A adolescente contou que conseguiu escapar durante a noite ao pular o muro da residência com a ajuda de duas amigas. Depois da fuga, permaneceu escondida em uma casa abandonada e, pela manhã, procurou a mãe das amigas, que a encaminhou à Delegacia de Polícia Civil e à Sala Lilás do município.
Mãe e idoso presos em flagrante
Diante da denúncia e da natureza permanente dos crimes investigados, policiais civis seguiram para o endereço indicado com apoio da Polícia Militar, da Sala Lilás e do Conselho Tutelar. No imóvel, a mãe e o idoso foram presos em flagrante. Os agentes encontraram ainda a irmã da vítima, de 13 anos, apontada como testemunha e posteriormente ouvida pela assistência social.
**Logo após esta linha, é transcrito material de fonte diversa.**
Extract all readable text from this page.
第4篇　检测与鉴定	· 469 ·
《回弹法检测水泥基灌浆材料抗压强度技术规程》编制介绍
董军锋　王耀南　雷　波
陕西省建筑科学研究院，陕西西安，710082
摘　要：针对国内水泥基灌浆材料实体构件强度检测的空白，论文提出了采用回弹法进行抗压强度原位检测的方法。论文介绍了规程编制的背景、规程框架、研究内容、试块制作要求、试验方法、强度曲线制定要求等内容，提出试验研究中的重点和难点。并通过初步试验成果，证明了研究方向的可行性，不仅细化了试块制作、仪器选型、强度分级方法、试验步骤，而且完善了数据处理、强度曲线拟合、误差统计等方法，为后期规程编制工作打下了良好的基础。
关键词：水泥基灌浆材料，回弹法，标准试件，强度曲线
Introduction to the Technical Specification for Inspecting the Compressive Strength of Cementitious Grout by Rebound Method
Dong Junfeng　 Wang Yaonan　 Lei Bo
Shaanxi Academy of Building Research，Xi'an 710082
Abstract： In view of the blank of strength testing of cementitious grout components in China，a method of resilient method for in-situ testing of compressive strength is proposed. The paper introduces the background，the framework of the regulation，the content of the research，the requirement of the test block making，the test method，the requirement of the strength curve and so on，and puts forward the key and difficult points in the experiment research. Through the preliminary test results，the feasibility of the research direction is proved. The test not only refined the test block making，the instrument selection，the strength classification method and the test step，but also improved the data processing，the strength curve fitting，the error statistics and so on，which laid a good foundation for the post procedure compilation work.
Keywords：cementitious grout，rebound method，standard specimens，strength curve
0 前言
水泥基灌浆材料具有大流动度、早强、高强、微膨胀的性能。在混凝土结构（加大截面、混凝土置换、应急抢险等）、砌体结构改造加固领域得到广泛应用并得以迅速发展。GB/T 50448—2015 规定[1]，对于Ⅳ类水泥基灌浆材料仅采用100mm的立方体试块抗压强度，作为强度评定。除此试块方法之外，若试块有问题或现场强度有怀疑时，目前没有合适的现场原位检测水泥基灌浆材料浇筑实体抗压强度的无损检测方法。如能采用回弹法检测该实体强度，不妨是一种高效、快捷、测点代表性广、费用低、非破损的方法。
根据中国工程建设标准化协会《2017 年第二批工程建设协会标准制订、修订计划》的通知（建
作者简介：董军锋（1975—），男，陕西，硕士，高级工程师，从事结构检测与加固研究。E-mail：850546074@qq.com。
As equipes também realizaram diligências para reconstruir a fuga. A casa abandonada usada como esconderijo foi localizada, inspecionada e fotografada com geolocalização. A investigação constatou ainda a existência de câmeras na residência onde as adolescentes viviam. Conforme o histórico reunido pela polícia, a mãe já teria coagido a jovem em outras ocasiões quando ela recusava as investidas do idoso. O homem também exerceria controle sobre a rotina das adolescentes e trancava o portão do imóvel com cadeado quando saía para trabalhar.
Enquadramento criminal e prisões preventivas
Segundo o enquadramento feito pela autoridade policial, o idoso foi autuado por sequestro e cárcere privado qualificado, considerando o grave sofrimento físico ou moral e a menoridade das vítimas. A mãe foi autuada por submeter ou induzir menor à exploração sexual, com agravamento decorrente da condição de ascendente.
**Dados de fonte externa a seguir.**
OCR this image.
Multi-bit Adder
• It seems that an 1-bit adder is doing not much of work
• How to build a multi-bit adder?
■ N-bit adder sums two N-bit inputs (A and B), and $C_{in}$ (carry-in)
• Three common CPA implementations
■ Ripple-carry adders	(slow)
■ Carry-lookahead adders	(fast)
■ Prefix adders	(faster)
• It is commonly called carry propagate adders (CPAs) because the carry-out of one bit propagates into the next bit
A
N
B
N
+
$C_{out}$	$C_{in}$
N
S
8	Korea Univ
A Polícia Civil pediu à Justiça a conversão das prisões em flagrante em preventivas, sob os argumentos de garantia da ordem pública e conveniência da instrução criminal. Também foi solicitada a quebra dos sigilos telemático e telefônico de dois celulares apreendidos. Após exames periciais, mãe e idoso permaneceram recolhidos em presídios da região, à disposição da Justiça.